Faith Jackson-Ogunyemi, the city's Chief Equity Inclusion Officer said there are many ways a city can put in equity work. It could be through its hiring, its access and/or infrastructure. However, she said thinking about representative recreation is important as well.

"Offering art and culture that represents the identity of the people there as an example of our commitment to doing things differently," Jackson-Ogunyemi said. "And that has a really lasting impact on community members that we serve."

She added that this is just simply in response to the changing demands of a growing city.

"In 1970, only one percent of people who lived in the city of Bloomington identified as something other than white," Jackson-Ogunyemi said. "And today that number is 32 percent. So we're growing, and we're becoming a more racially diverse city. and so with that, the city has changed its programming over time."
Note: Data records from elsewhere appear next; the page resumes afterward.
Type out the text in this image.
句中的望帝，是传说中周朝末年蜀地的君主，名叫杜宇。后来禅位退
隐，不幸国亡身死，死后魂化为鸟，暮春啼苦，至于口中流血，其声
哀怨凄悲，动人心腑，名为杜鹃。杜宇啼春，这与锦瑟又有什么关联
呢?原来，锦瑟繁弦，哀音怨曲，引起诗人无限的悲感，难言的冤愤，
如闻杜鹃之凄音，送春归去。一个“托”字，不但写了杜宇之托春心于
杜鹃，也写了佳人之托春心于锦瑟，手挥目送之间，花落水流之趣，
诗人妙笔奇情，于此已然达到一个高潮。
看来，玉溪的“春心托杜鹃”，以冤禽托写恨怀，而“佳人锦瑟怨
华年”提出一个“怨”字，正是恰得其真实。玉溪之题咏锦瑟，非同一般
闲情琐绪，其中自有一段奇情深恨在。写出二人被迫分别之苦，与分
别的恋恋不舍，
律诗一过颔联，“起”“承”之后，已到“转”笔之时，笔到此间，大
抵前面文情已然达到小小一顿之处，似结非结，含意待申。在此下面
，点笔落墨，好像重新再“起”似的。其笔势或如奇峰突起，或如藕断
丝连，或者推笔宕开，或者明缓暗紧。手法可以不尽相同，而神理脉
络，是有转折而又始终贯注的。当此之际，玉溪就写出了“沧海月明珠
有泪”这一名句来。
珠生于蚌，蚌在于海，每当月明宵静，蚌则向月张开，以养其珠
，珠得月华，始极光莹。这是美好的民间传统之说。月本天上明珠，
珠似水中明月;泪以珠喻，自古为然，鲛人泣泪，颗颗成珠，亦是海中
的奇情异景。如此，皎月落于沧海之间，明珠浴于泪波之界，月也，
Phillips noted, "It's important to offer diversity because we're all sharing this planet together. You have different cultures, different ideologies, different philosophies, different generations, but we're all here, we wake up and go to sleep on the same Earth. So why not bring the commonalities to the forefront and show a positive, optimistic way of coexisting with each other?"

"We're hearing people saying, 'I see myself in Bloomington, I feel safe, I feel included,' and they're happy about it so that feels really good," Jackson-Ogunyemi said.

The concert will be at Normandale Lake Bandshell from 6 p.m. to 10 p.m. Friday August 5, as well as August 12. It is free and open to all.